I have a great memory of my dad. It was probably the late 1970s and we were waiting in our car for Mom to finish shopping. The radio was on low when the song below came on. It was just the kind of over-the-top song that brought out Dad’s inner showman. He belted it out, smiling at me, singing for me. He sang it better than the artist!
I miss Dad’s voice. It was big, deep, rich. He had excellent control, being able to make it very loud or quite low and tender. Until his last months.
But I’m choosing not to feel guilty that I don’t miss Dad very much otherwise. As I’ve shared before, Dad and I never figured out how to have an adult-to-adult relationship. He needed to be the teacher, the coach, the mentor, well past the point where our relationship needed primarily to be about that. But more than that, Dad was challenging in his last years. He was often in a difficult mood, often blunt and unkind.
I lived in tension, trying to be a good son who honored his father while constantly setting boundaries with him and repeatedly asserting my independence. It is a relief to be free of it.
But there was something about his voice.

When I was three, he picked me up after surgery in the hospital. His low and easy voice erased my fear and filled me with security.

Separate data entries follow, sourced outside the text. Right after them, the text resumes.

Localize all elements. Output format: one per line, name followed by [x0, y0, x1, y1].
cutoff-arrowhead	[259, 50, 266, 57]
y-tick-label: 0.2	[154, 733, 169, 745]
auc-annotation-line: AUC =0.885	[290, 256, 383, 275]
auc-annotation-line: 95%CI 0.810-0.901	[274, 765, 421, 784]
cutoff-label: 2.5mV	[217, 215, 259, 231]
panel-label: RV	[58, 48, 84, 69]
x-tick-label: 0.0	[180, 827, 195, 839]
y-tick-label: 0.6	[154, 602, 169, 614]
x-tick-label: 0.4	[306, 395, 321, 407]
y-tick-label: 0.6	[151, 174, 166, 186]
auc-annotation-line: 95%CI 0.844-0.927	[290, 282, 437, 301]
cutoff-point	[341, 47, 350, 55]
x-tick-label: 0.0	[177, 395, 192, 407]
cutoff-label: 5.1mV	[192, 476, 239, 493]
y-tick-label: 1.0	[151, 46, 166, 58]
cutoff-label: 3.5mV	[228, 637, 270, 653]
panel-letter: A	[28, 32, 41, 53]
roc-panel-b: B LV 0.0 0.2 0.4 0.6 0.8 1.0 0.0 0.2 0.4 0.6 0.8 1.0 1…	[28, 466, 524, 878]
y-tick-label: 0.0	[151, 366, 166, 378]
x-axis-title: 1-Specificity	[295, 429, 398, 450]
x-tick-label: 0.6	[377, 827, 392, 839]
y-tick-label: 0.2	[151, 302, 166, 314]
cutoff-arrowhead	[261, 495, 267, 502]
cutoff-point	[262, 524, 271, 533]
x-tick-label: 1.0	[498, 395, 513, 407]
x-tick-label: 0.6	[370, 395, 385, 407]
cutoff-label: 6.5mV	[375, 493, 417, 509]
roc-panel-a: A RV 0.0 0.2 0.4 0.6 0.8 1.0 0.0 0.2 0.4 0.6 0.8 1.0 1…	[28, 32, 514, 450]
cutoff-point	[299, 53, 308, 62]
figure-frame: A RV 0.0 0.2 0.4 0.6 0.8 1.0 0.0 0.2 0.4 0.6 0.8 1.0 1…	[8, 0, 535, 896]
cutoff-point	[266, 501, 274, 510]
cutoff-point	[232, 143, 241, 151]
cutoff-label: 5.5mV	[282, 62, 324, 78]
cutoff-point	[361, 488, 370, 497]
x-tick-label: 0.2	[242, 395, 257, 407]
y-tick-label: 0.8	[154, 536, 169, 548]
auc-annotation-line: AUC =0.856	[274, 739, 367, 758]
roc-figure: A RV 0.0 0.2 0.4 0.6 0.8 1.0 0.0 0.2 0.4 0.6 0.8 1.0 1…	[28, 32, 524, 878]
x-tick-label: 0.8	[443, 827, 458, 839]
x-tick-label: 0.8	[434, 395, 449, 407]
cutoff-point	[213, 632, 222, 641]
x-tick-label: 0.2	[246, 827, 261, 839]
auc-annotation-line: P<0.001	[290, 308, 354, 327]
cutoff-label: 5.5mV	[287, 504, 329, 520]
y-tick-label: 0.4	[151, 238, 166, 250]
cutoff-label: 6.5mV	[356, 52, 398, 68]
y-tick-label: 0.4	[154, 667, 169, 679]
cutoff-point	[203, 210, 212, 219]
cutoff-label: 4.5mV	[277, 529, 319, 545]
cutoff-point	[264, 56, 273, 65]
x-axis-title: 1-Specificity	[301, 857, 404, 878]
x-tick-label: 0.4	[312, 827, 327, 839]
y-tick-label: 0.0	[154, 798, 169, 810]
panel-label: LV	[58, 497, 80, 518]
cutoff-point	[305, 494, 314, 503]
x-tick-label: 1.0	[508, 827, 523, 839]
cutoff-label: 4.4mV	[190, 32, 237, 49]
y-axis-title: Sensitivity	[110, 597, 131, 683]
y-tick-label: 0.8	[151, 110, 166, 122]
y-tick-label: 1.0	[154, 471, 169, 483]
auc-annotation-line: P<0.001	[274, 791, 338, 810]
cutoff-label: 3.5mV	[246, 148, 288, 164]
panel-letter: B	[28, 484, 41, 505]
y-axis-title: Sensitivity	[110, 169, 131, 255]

When my brother and I were small, growing up on Rabbit Hill, Dad would open the front door and call. “Jim-may! Rick-ay!” Every family for a mile knew it was time for the Grey boys to go home.
Dad could carry a tune and sang frequently. Especially in the morning — he loved the new day and often met it with a song. (The rest of us were night owls and didn’t appreciate his morning cheerfulness!) He fancied himself Elvis and went after most songs with all the oomph and verve that implies.
When Dad taught, his voice carried the air of authority. He taught young Robyn down the street to play chess. He taught woodworking for several summers to 4-H youth. He taught my sons to sharpen knives. In all ways, his voice carried “I’ve got this and I can show you” in perfect pitch.
And when he was angry, Dad’s voice filled with rage and fury. It was deeply frightening to my brother and me when we were small. I did everything I could to avoid hearing that voice, right up until he died.
After the cancer was found in his liver and his brain late last summer, his voice sounded strained much of the time. I think this was the hardest thing for me to take as he began to fade away. While I felt bad for him that his failing eyesight and fading strength kept him from so much activity, I accepted these things.
But his voice. I always hoped it would come back, just for a minute.